Libel damages for EastEnders star
Actor Steve McFadden - best known for playing the character Phil Mitchell in the BBC soap opera EastEnders - has accepted undisclosed libel damages in the High Court after a tabloid newspaper suggested that he may have been guilty of harassing a former girlfriend.
Lawyers told a judge that McFadden sued after the News of the World reported his arrest in relation to "alleged harassment to cause violence" in a November 2010 article headed: "Nicked! Exclusive: Cops Arrest Enders Star."
They said McFadden was not charged with any offence and told Mr Justice Tugendhat that News of the World publisher News Group Newspapers had apologised and agreed to pay the actor damages and legal costs. Lawyers said McFadden was "prepared to let the matter rest" but did not give details of the size of the damages payout.
McFadden, 52, was at the hearing in London and afterwards told reporters: "I'm glad it's all over."

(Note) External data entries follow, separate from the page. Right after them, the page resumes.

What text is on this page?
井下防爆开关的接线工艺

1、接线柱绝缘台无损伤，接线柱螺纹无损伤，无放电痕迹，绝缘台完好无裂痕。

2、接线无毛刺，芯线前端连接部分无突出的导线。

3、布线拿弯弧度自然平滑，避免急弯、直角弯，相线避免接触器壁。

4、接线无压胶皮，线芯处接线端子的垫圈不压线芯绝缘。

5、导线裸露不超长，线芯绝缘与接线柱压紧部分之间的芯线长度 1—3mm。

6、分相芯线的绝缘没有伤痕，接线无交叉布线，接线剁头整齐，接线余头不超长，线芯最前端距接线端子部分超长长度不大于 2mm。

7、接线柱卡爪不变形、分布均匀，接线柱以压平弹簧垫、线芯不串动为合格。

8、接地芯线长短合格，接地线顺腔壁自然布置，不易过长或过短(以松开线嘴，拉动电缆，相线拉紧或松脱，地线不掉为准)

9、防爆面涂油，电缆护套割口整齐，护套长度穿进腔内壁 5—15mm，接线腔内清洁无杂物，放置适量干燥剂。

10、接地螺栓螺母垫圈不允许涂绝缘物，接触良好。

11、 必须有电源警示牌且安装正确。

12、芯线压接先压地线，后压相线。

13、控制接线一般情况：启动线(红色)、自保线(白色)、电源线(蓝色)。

David Price QC, for McFadden, told Mr Justice Tugendhat that the article in the News of the World - which closed in July 2011 - referred to an "incident alleged to have taken place" at McFadden's home in May 2010.
The article - which was trailed on the front page and "occupied the whole of page 7" - reported McFadden's arrest "in relation to alleged harassment to cause violence towards his former girlfriend", said Mr Price.
He said the article also reported allegations that "unidentified 'police friends' of Mr McFadden" may have sought to "impede an earlier investigation".
Mr Price said police closed the investigation after being provided with CCTV footage of the "alleged incident" and announced that no charges would be brought. "This was reported in a short article in the News of the World on page 16 on 26 December 2010," Mr Price told the judge.
"Mr McFadden has consistently denied that there was any basis to accuse him of harassment or violent conduct or of impeding any police investigation and was confident that his innocence would be established by the CCTV footage. He was concerned that the 7 November article may have been understood to suggest that there were reasonable grounds to suspect that he was guilty."
Brid Jordan, for News Group Newspapers, told the judge: "The article was simply intended to report the fact of the arrest as a result of the allegations made without commenting on the strength of the case. The defendant apologises to Mr McFadden if the article was understood to suggest that there were reasonable grounds to suspect that he was guilty. It accepts without question the outcome of the police investigation."